Metadata-Version: 1.1
Name: seq_re
Version: 0.2
Summary: N-dimensional Sequence Regular Expression (SEQ RE)
Home-page: https://github.com/gening/seq_re
Author: GE Ning
Author-email: benjaminzge@gmail.com
License: LGPL-3.0
Description: N-dimensional Sequence Regular Expression (SEQ RE)

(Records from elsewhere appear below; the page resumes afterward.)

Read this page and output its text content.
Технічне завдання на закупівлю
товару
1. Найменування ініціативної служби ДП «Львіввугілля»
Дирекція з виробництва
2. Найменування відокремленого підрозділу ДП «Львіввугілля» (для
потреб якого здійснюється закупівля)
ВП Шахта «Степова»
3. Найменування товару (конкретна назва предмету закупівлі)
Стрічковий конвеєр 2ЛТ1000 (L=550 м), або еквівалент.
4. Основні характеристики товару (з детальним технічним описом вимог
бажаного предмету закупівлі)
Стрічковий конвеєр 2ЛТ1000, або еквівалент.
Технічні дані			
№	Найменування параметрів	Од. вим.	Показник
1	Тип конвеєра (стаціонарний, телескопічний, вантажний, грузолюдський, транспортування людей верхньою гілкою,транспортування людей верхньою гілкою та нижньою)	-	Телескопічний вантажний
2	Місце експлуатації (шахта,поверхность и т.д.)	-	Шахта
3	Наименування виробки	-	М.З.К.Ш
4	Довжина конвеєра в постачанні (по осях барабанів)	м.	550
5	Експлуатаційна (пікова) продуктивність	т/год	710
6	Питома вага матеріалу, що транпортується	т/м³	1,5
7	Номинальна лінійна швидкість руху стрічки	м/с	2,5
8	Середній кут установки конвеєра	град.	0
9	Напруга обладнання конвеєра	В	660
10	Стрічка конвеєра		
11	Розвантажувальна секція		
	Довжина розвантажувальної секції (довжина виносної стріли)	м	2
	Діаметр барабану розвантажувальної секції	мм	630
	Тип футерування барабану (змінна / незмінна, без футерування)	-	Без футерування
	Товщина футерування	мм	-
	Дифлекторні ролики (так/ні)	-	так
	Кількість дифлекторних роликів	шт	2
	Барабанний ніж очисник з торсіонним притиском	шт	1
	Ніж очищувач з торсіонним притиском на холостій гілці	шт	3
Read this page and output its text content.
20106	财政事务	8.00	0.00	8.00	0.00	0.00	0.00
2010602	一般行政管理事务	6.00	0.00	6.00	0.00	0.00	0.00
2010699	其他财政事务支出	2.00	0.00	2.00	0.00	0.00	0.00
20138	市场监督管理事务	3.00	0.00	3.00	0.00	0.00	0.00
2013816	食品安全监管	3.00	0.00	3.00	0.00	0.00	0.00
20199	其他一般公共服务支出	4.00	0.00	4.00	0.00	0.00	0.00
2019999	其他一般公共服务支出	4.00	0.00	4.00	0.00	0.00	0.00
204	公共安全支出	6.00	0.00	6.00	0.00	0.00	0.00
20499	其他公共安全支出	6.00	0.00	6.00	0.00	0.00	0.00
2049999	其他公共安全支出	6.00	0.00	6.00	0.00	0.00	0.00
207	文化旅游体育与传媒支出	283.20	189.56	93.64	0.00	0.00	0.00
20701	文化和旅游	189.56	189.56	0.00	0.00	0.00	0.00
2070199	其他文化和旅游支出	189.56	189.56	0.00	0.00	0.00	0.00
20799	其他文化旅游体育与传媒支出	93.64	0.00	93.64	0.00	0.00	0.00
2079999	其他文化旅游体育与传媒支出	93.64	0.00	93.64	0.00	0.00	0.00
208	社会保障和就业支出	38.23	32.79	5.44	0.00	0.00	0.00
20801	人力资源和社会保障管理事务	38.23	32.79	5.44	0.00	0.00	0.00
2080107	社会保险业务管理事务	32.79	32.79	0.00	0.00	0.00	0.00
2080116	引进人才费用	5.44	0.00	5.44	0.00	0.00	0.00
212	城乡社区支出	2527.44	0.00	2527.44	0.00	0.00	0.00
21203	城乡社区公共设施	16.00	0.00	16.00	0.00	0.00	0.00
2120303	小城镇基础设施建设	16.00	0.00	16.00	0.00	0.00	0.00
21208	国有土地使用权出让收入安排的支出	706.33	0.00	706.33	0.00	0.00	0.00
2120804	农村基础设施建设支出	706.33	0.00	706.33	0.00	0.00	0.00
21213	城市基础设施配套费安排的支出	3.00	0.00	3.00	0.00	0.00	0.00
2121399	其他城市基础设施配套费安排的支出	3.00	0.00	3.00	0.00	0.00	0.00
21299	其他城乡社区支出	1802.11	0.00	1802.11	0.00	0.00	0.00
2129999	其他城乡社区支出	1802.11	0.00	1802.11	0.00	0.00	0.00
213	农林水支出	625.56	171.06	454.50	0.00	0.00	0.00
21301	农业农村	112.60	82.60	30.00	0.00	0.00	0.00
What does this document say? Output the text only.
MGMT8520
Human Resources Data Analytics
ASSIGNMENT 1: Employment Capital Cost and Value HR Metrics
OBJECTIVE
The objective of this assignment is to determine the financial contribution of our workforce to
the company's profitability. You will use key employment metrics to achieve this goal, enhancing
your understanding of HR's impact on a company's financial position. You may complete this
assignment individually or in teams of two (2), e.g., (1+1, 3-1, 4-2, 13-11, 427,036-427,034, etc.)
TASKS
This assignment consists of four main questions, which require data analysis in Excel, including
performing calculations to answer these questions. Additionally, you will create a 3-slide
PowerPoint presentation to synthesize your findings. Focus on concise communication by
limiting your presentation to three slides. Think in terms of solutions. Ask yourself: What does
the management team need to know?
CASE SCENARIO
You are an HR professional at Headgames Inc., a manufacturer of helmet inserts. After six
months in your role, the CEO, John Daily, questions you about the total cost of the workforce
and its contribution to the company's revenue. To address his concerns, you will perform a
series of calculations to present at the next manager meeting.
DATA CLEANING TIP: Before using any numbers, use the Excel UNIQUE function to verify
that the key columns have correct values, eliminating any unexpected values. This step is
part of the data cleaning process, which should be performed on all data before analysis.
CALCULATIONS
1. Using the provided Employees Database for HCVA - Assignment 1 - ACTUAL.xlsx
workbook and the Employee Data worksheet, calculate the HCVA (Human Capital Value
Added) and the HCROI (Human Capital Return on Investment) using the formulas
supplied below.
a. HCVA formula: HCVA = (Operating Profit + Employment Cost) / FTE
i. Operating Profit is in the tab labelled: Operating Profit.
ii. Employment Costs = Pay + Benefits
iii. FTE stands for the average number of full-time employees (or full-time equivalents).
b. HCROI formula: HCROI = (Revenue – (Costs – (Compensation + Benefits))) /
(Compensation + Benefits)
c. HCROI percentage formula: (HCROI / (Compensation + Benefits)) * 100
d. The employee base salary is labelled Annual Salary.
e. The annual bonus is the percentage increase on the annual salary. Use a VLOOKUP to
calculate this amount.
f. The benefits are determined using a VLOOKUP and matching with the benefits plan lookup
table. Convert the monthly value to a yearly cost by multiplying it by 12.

        ==================================================
        
        This module provides regular expression matching operations on a sequence data structure
        like the following::
        
            seq_m_n = [[str_11, str_12, ... str_1n],
                       [str_21, str_22, ... str_2n],
                        ...,
                       [str_m1, str_m2, ... str_mn]]
        
        The sequence is a homogeneous multidimensional array (齐次多维数组).
        
        A element in each dimension can be considered as either a string, a word, a phrase,
        a char, a flag, a token or a tag, and maybe a set of tags or values (multi-values) later.
        
        To match a pattern in an n-dimension sequence,
        the SEQ RE patterns is written like one of the examples::
        
            (/::PERSON/+) /was|has been/ /an/? .{0,3} (/^painter|drawing artist|画家/)
        
            (?P<name@0,1,2>/::PERSON/) /:VERB be:/ /born/ /on/ (?P<birthday@0:3>(/::NUMBER|MONTH/|/-/){2,3})
        
        
        1. The syntax of SEQ RE pattern
        -------------------------------
        
        A SEQ RE pattern most looks like the ordinary regular express (RE) used in Python,
        in which the delimiters ``/.../`` is to indicate a tuple of n dimensions.
        
        1.1 Inside ``/.../``
        ++++++++++++++++++++
        
        - ``/``
        
          is the beginning and end delimiter of the tuple, e.g. ``/.../``.
        
        - ``:``
        
          separates the each dimension in the tuple,
          and the continuous ``:`` at the tail can be omitted,
          e.g. ``/A|B:X:/``, ``/A|B:X/``.
        
        - ``|``
        
          indicates the different values of one dimension, e.g. ``A|B``.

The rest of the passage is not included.